28. Bölüm

865 67 3
                                    

Selamlar herkese

Keyifli okumalar <3

—————

"Abla!" Erva'nın yüksek sesini duyduğumda fırına son bir kez bakıp sesin geldiği yöne doğru ilerledim.

Erva'yı oturma odasında orta sehpaya yaslanmış bir şekilde yerde otururken bulmuştum. Kaşlarım çatılmıştı, "Niye yerde oturuyorsun ablacım, koltuklar süs diye mi var?"

Omzunu umursamazca silktiğinde ben de yanına çöktüm.
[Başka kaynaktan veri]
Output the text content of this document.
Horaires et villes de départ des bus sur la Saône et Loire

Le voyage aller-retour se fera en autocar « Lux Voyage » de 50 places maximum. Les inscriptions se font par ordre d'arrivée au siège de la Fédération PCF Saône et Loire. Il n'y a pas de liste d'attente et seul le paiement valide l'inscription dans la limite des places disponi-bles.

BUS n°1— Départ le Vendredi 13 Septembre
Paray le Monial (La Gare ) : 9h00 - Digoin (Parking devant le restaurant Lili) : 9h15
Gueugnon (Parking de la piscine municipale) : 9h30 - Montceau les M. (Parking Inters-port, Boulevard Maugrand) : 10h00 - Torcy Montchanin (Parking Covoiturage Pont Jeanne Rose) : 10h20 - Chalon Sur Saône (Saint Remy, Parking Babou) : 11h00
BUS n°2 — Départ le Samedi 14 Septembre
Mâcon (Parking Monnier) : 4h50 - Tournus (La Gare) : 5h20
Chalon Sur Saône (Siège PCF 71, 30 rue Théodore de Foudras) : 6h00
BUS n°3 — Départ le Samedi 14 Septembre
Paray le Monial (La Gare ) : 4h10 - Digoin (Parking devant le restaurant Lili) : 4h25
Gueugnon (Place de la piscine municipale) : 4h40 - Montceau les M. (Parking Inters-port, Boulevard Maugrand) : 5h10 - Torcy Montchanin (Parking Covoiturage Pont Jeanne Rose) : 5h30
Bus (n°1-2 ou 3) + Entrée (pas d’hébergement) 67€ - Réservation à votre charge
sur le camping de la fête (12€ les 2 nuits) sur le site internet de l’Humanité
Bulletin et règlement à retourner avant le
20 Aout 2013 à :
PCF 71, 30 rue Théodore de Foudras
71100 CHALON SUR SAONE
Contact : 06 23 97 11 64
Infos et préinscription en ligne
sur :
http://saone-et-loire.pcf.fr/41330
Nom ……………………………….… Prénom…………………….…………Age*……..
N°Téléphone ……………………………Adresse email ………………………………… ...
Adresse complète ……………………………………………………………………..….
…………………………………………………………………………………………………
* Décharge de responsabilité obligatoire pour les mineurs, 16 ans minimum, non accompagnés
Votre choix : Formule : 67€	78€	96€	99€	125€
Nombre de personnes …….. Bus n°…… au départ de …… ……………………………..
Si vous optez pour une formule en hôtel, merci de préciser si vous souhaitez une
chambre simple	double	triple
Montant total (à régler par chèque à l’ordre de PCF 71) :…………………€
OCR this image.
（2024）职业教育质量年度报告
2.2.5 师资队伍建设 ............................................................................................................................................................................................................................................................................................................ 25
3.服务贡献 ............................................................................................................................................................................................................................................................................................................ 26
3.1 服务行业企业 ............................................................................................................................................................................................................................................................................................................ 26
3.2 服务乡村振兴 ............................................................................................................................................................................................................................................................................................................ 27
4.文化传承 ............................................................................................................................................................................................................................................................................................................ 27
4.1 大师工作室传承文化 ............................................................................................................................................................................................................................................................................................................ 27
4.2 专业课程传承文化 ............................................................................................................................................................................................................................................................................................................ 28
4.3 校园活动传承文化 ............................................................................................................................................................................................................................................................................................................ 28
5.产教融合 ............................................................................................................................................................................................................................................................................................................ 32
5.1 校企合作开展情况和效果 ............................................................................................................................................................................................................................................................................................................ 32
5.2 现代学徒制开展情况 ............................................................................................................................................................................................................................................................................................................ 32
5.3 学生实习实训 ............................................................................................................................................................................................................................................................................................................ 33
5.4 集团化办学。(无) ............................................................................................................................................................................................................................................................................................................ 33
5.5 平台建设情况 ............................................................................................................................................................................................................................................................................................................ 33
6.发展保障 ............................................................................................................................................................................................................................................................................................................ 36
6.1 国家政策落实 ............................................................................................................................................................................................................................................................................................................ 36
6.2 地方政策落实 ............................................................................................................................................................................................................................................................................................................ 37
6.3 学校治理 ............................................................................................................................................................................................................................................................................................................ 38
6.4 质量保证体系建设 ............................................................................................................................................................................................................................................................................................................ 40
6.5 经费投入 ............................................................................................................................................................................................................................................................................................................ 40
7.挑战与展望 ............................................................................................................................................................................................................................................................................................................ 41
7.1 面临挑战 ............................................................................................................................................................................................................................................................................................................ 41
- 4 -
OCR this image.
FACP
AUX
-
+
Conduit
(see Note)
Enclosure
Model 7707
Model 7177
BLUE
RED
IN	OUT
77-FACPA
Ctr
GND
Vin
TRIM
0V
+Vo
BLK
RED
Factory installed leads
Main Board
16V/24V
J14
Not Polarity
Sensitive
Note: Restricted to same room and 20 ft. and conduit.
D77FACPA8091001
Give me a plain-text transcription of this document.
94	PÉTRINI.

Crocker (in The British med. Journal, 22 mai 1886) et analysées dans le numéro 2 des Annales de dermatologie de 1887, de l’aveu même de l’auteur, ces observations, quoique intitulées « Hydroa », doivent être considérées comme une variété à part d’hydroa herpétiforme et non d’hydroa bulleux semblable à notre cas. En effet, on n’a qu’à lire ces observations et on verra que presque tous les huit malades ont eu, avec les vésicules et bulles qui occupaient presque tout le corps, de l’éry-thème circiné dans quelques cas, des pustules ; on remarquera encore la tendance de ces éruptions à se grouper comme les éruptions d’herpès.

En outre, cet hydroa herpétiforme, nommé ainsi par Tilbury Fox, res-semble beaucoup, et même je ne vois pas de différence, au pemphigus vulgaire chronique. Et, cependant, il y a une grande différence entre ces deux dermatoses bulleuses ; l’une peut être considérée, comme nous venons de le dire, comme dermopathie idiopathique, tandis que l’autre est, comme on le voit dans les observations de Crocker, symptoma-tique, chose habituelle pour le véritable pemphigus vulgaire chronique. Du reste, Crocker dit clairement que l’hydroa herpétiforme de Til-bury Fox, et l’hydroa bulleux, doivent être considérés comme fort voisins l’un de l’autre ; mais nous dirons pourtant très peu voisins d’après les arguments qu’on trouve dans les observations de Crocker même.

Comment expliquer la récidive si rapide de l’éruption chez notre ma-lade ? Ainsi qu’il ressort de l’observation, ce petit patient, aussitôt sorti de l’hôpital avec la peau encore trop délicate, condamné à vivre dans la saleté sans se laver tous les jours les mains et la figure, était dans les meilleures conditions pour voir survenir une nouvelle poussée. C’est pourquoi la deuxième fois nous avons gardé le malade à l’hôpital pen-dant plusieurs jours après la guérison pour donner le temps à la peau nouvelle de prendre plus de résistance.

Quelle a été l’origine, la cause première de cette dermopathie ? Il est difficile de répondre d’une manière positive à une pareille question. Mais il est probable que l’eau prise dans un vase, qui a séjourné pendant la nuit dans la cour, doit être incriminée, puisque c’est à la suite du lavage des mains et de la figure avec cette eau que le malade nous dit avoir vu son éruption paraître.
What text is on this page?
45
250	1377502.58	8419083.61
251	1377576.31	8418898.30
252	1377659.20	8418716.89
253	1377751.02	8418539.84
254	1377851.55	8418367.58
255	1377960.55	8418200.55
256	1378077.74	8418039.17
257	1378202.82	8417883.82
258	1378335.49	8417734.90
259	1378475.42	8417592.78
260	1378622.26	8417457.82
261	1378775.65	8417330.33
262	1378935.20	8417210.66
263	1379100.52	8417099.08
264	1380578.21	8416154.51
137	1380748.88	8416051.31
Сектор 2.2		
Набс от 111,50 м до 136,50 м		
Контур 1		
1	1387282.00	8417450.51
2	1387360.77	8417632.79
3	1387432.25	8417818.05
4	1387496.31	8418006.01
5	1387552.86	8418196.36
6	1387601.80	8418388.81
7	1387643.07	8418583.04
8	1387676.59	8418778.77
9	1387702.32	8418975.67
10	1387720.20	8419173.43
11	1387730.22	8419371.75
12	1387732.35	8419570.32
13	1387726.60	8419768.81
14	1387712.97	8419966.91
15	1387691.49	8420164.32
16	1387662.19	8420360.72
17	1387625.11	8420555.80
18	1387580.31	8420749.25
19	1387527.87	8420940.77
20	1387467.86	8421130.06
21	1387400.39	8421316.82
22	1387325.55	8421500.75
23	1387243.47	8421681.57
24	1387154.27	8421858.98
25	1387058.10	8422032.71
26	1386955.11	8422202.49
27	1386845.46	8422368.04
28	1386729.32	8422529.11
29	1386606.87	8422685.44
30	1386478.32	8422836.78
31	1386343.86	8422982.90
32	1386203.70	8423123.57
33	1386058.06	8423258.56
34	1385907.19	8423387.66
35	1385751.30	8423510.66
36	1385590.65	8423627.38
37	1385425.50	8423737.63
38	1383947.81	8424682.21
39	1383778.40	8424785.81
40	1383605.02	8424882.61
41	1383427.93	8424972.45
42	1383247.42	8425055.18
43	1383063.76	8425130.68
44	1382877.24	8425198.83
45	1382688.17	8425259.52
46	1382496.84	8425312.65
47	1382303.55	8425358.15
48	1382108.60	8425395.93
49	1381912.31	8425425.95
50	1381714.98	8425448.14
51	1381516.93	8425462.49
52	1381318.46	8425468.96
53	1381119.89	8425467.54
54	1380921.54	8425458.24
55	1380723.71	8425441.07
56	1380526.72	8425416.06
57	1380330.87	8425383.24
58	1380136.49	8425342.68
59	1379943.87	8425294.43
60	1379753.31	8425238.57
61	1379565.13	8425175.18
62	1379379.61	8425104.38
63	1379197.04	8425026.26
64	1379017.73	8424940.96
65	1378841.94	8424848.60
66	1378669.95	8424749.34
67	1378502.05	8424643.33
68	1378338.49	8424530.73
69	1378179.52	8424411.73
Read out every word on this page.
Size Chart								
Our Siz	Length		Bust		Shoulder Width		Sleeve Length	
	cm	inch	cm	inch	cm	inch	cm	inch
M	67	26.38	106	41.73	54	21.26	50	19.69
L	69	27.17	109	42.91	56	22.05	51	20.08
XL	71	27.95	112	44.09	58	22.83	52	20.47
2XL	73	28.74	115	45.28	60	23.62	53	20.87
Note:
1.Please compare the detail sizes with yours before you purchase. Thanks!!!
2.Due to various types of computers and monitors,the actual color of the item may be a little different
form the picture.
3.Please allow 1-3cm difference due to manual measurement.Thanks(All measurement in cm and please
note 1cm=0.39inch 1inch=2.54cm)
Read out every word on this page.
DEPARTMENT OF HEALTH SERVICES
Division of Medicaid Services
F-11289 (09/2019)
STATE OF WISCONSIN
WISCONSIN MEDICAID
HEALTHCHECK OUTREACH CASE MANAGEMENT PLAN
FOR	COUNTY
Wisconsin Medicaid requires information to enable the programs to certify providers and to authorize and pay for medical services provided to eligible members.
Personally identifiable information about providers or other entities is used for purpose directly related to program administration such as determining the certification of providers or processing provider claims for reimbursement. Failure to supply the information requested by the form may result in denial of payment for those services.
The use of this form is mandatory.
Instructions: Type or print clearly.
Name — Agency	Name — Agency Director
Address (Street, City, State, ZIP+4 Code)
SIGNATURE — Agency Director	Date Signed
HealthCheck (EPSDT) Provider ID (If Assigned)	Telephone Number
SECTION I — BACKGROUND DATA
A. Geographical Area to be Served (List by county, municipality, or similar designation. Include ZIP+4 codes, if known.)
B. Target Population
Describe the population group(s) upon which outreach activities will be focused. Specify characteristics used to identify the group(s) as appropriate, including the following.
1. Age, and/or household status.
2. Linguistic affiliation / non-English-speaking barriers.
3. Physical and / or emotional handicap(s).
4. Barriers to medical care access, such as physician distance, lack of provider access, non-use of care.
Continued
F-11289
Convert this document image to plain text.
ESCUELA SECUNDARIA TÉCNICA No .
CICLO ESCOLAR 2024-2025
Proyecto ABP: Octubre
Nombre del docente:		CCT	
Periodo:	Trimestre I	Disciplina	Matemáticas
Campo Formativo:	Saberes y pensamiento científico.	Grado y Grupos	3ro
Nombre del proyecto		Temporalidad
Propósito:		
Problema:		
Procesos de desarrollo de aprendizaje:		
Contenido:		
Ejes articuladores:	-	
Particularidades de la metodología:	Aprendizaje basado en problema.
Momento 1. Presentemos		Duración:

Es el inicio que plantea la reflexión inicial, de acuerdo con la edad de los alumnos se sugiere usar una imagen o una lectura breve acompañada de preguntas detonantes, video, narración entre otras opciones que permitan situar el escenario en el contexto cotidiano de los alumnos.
Bana baktı ve güldü. "Sen de oturdun." Bu durumun onu eğlendirmesine gülümsedikten sonra elimle çenesini tutup kendime yaklaştırdım ve yumuş yumuş yanağından sulu sulu öptüm.

Erva, koluyla beni itekleyerek kendini kurtardığında elinin tersiyle de ıslanan yanağını silmişti. "Uf!" demeyi de ihmal etmeden.

"Rahatsız mı ettim küçük hanım?" Yalandan bir üzüntüyle kardeşime seslendiğimde güzel gözlerini bana çevirdi. "Yaklaşır mısın ablacım?"

Kardeşimin komutuna uyarak yaklaştığımda bana benzer bir şekilde beni öpmeye çalışmasıyla yalandan yüzüme yerleştirdiğim üzüntümü bir kenara atıp gülümsedim.

Erva geri çekildiğinde, "Beni niye çağırdın fındığım?" diye sordum.

Erva beni neden çağırdığını hatırlamış olacak ki omuzlarını düşürüp dudaklarını büzdü. Onu üzen şeyin ne olduğunu anlayamamıştım. "Ablacım?" dedim sakince, anlatması için.

"Öğretmen ödev verdi." Hala onu üzen şeyin ne olduğunu anlamadığımda sorarcasına bakmaya devam ediyordum. "Sorun nedir fındığım?" Saçlarını geriye doğru atıp okşamaya başladım.

"Ödev yapmak istemiyorum ki!" diye mızmızlandığında bir gün okulun bu yönüyle karşılacağını bildiğim için hiç şaşırmamıştım.

"Sen okulunu çok seviyordun hani?" dediğimde kararsızca yüzüme baktı. "Seviyorum ama..ödev yapmasam olmuyor mu?" Masumca sorduğu soru karşısında yüzümde gülümseme belirmişti.

Erva'yı ödev yapması konusunda ikna etmem oldukça uzun sürdüğünde bu duruma eğlenceli hale getirmesinin de kendi elinde olduğunu belirtmiştim. Ödevini çantasından çıkartmak üzere sağına döndüğünde kapının zil sesi duyulmuştu. Erva'nın çantasına ilerleyen elleri duraksadığında bana döndü. "Kim geldi ki abla?"

Ellerimi yerde iki yana koyup destek aldığımda ayaklandım. "Bilmiyorum ablacığım, sen ödevini çıkart ben bakıp geliyorum hemen."

Erva beni başıyla onayladığında tekrardan çantasına dönmüştü. Ben de kapıdaki kişiyi bekletmeden kapıya yöneldiğimde delikten bakmak üzere parmak uçlarımda yükseldim. Gördüğüm kişi Buğlem olurken onu daha fazla bekletmeden kapıyı açtım.

"Hoşgeldin!" Neşeli sesime karşılık biraz daha buruk bir gülümseme gönderen arkadaşımı gördüğümde durumun ciddiyetini daha çok merak eder olmuştum.

İçeri geçtiğinde montunu vestiyeri asıp etrafa şaşkın gözler ile bakmaya başladı. "Burası.." Ben de aynı şaşkınlığı yaşamıştım o sebeple ona hak veriyordum. "Çok hızlı olmuş." dedikten sonra etraftan bakışlarını çekerek bana döndü. "Sen..nasıl?"